New Design Craft was born from a fundamental question: How can we redefine making in a way that is socially just, ecologically responsible, and deeply connected to material culture?
This approach results from my PhD research on sustainable and humanity-centred design, exploring how craft, emerging technologies, and design justice principles can intersect to create new post-industrial paradigms. In an era where mass production has distanced us from the origins, ethics, and impact of what we create, New Design Craft seeks to rebuild that connection—not by returning to nostalgia, but by developing systems that are relational, adaptive, and culturally embedded as an alternative to extractive industrial models.
What is New Design Craft?
New Design Craft is a hybrid approach to making that:
Bridges Craft & Emerging Technologies – We merge traditional craftsmanship with computational design, open-source tools, and digital fabrication methods.
Centres on Material Culture – Instead of imposing form onto matter, we listen to materials, allowing their properties and histories to guide the making process.
Supports Cultural Resilience – We collaborate with artisans, communities, and researchers to protect and evolve traditional knowledge systems rather than appropriating or diluting them.
Challenges Industrial Hegemony – We critique extractive economies and propose alternative ways of making that prioritise repair, longevity, and shared ownership.
A Vision for Socio-Environmental Justice
New Design Craft is more than an aesthetic or a technique—it is a philosophy of making at the intersection of Design and Crafts deeply tied to community empowerment.
This framework emerges from a PhD research in sustainable, humanity-centred design, which critically examines how industrial production has long been driven by the exploitation of labour, resources, and cultural knowledge.

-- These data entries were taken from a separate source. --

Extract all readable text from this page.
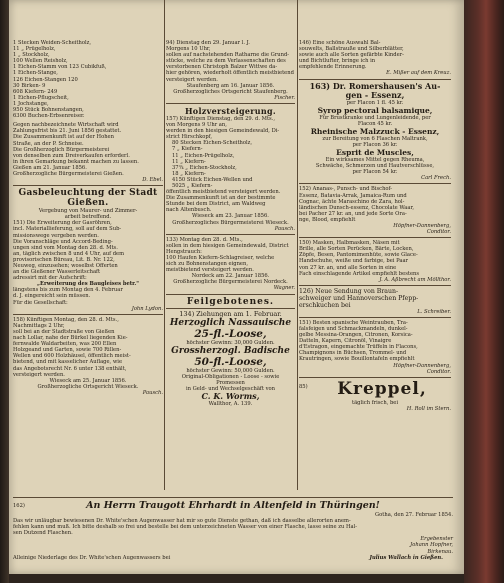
1 Stecken Weiden-Scheitholz,
11 „ Prügelholz,
1 „ Stockholz,
100 Wellen Reisholz,
1 Eichen-Stamm von 123 Cubikfuß,
1 Eichen-Stange,
126 Eichen-Stangen 120
30 Birken- 9
608 Kiefern- 249
1 Eichen-Pflugscheit,
1 Jochstange,
950 Stück Bohnenstangen,
6300 Buchen-Erbsenreiser.
Gegen nachbezeichnete Wirtschaft wird
Zahlungsfrist bis 21. Juni 1856 gestattet.
Die Zusammenkunft ist auf der Hohen
Straße, an der P. Schneise.
Die Großherzoglich Bürgermeisterei
von denselben zum Dreiverkaufen erforderl.
in ihren Gemarkung bekannt machen zu lassen.
Gießen am 21. Januar 1856.
Großherzogliche Bürgermeisterei Gießen.
D. Ebel.
Gasbeleuchtung der Stadt
Gießen.
Vergebung von Maurer- und Zimmer-
arbeit betreffend.
151) Die Erweiterung der Gasröhren,
incl. Materiallieferung, soll auf dem Sub-
missionswege vergeben werden.
Die Voranschläge und Accord-Beding-
ungen sind vom Montag den 28. d. Mts.
an, täglich zwischen 8 und 4 Uhr, auf dem
provisorischen Büreau, Lit. B. Nr. 122,
Neuweg, einzusehen; woselbst Offerten
an die Gießener Wasserleitschaft
adressirt mit der Aufschrift:
„Erweiterung des Baugleises betr."
längstens bis zum Montag den 4. Februar
d. J. eingereicht sein müssen.
Für die Gesellschaft:
John Lydon.
158) Künftigen Montag, den 28. d. Mts.,
Nachmittags 2 Uhr,
soll bei an der Stadtstraße von Gießen
nach Lollar, nahe der Bürkel liegenden Kie-
fernwalde Waldarbeiten, was 200 Ellen
Holzgeand und Garten, sowie 700 Rillen-
Wellen und 600 Holzhäusel, öffentlich meist-
bietend, und mit kasselicher Auflage, wie
das Angebotsrecht Nr. 6 unter 138 enthält,
versteigert werden.
Wieseck am 25. Januar 1856.
Großherzogliche Ortsgericht Wieseck.
Pausch.
94) Dienstag den 29. Januar l. J.
Morgens 10 Uhr,
sollen auf nachstehenden Ratharne die Grund-
stücke, welche zu dem Verlassenschaften des
verstorbenen Christoph Balzer Wittwe da-
hier gehören, wiederholt öffentlich meistbietend
versteigert werden.
Staufenberg am 16. Januar 1856.
Großherzogliches Ortsgericht Staufenberg.
Fischer.
Holzversteigerung.
157) Künftigen Dienstag, den 29. d. Mts.,
von Morgens 9 Uhr an,
werden in den hiesigen Gemeindewald, Di-
strict Hirschkopf,
80 Stecken Eichen-Scheitholz,
7 „ Kiefern-
11 „ Eichen-Prügelholz,
11 „ Kiefern-
37¾ „ Eichen-Stockholz,
18 „ Kiefern-
4150 Stück Eichen-Wellen und
5025 „ Kiefern-
öffentlich meistbietend versteigert werden.
Die Zusammenkunft ist an der bestimmte
Stunde bei dem District, am Waldweg
nach Altenbusch.
Wieseck am 23. Januar 1856.
Großherzogliches Bürgermeisterei Wieseck.
Pausch.
133) Montag den 28. d. Mts.,
sollen in dem hiesigen Gemeindewald, District
Hengstrauch:
100 Haufen Kiefern-Schlagreiser, welche
sich zu Bohnenstangen eignen,
meistbietend versteigert werden.
Nordeck am 22. Januar 1856.
Großherzogliche Bürgermeisterei Nordeck.
Wagner.
Feilgebotenes.
134) Ziehungen am 1. Februar.
Herzoglich Nassauische
25-fl.-Loose,
höchster Gewinn: 30,000 Gulden.
Grossherzogl. Badische
50-fl.-Loose,
höchster Gewinn: 50,000 Gulden.
Original-Obligationen - Loose - sowie
Promessen
in Geld- und Wechselgeschäft von
C. K. Worms,
Wallthor, A. 139.
146) Eine schöne Auswahl Bal-
souwelts, Ballstrauße und Silberblätter,
sowie auch alle Sorten gefärbte Kinder-
und Bichtlufter, bringe ich in
empfehlende Erinnerung.
E. Mißer auf dem Kreuz.
163) Dr. Romershausen's Au-
gen - Essenz,
per Flacon 1 fl. 45 kr.
Syrop pectoral balsamique,
Für Brustkranke und Lungenleidende, per
Flacon 45 kr.
Rheinische Malzzuck - Essenz,
zur Bereitung von 6 Flaschen Maltrank,
per Flacon 36 kr.
Esprit de Muscles,
Ein wirksames Mittel gegen Rheuma,
Schwäche, Schmerzen und Hautverschlüsse,
per Flacon 54 kr.
Carl Frech.
152) Ananas-, Punsch- und Bischof-
Essenz, Batavia-Arrak, Jamaica-Rum und
Cognac, ächte Maraschino de Zara, hol-
ländischen Dunsch-essenz, Chocolate Waar,
bei Pacher 27 kr. an, und jede Sorte Ora-
nge, Blood, empfiehlt
Höpfner-Dannenberg,
Conditor.
150) Masken, Halbmasken, Näsen mit
Brille, alle Sorten Perücken, Bärte, Locken,
Zöpfe, Besen, Pantomimenhüte, sowie Glace-
Handschuhe, weiße und farbige, bei Paar
von 27 kr. an, und alle Sorten in eine
Fach einschlagende Artikel empfiehlt bestens
J. A. Aßbrecht am Möllthor.
126) Neue Sendung von Braun-
schweiger und Hannoverschen Pfepp-
erschkuchen bei
L. Schreiber.
151) Besten spanische Weintrauben, Tra-
falsfeigen und Schmackmandeln, dunkel-
gelbe Messina-Orangen, Citronen, Korsica-
Datteln, Kapern, Citronöl, Vinaigre
d'Estragon, eingemachte Trüffeln in Flacons,
Champignons in Büchsen, Trommel- und
Krautringen, sowie Bouillontafeln empfiehlt
Höpfner-Dannenberg,
Conditor.
85)	Kreppel,
täglich frisch, bei
H. Roll im Stern.
162)	An Herrn Traugott Ehrhardt in Altenfeld in Thüringen!
Gotha, den 27. Februar 1854.
Das wir unläugbar bewiesenen Dr. White'schen Augenwasser hat mir so gute Dienste gethan, daß ich dasselbe allerorten anem-
fehlen kann und muß. Ich bitte deshalb so frei und bestelle bei dem unterzeichneten Wasser von einer Flasche, lasse seine zu Hal-
sen Dutzend Flaschen.
Ergebenster
Johann Hopfner,
Birkenau.
Alleinige Niederlage des Dr. White'schen Augenwassers bei	Julius Wallach in Gießen.
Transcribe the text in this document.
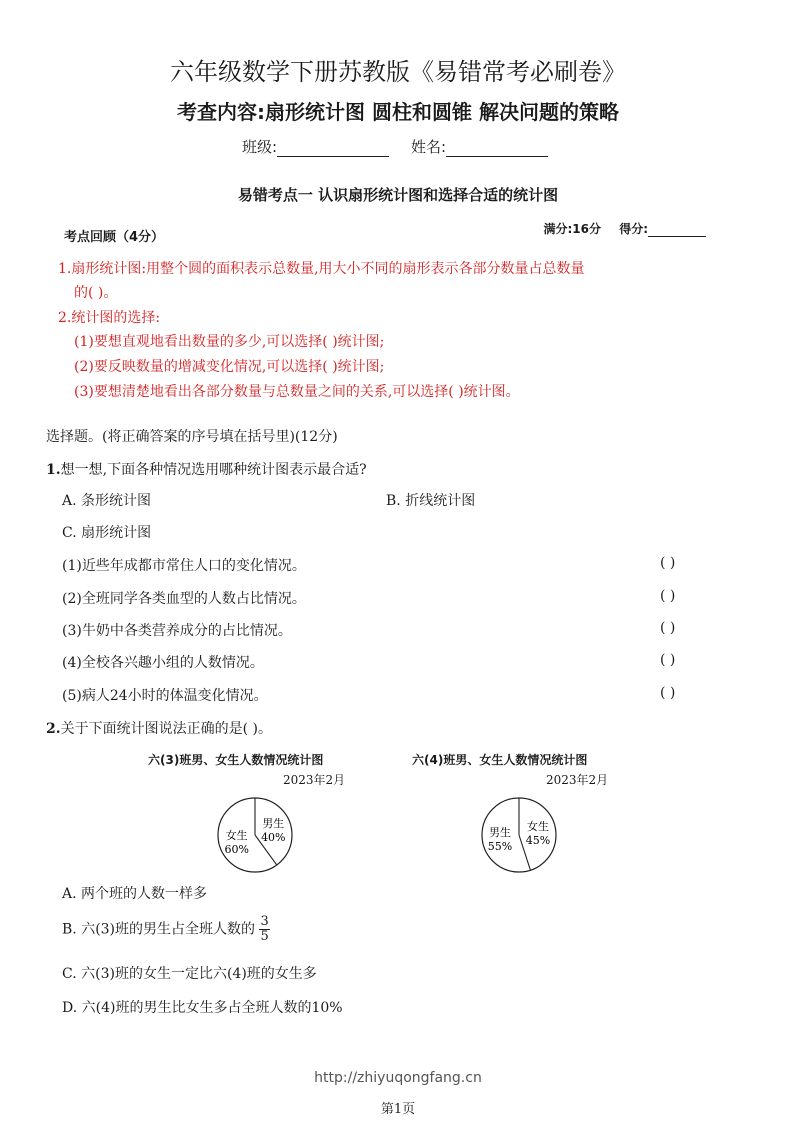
六年级数学下册苏教版《易错常考必刷卷》
考查内容:扇形统计图 圆柱和圆锥 解决问题的策略
班级:	姓名:
易错考点一 认识扇形统计图和选择合适的统计图
考点回顾（4分）
满分:16分 得分:
1.扇形统计图:用整个圆的面积表示总数量,用大小不同的扇形表示各部分数量占总数量
的( )。
2.统计图的选择:
(1)要想直观地看出数量的多少,可以选择( )统计图;
(2)要反映数量的增减变化情况,可以选择( )统计图;
(3)要想清楚地看出各部分数量与总数量之间的关系,可以选择( )统计图。
选择题。(将正确答案的序号填在括号里)(12分)
1.想一想,下面各种情况选用哪种统计图表示最合适?
A. 条形统计图	B. 折线统计图
C. 扇形统计图
(1)近些年成都市常住人口的变化情况。	( )
(2)全班同学各类血型的人数占比情况。	( )
(3)牛奶中各类营养成分的占比情况。	( )
(4)全校各兴趣小组的人数情况。	( )
(5)病人24小时的体温变化情况。	( )
2.关于下面统计图说法正确的是( )。
六(3)班男、女生人数情况统计图
2023年2月
男生
40%
女生
60%
六(4)班男、女生人数情况统计图
2023年2月
女生
45%
男生
55%
A. 两个班的人数一样多
B. 六(3)班的男生占全班人数的 $\frac{3}{5}$
C. 六(3)班的女生一定比六(4)班的女生多
D. 六(4)班的男生比女生多占全班人数的10%
http://zhiyuqongfang.cn
第1页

The global supply chain thrives on wasteful processes and systemic inequality.
New Design Craft rejects this model in favour of one that is:
Decentralised – Shifting power from corporations to local makers and communities.
Inclusive – Ensuring that traditional knowledge and marginalised voices shape the future of making.
Regenerative – Working with ecosystems rather than depleting them.
In positioning craft as a site of resistance, design as a critical tool, and technology as an enabler rather than a disruptor, New Design Craft proposes a new design ethic—one that reconciles innovation with tradition, digital with analogue, and growth with care.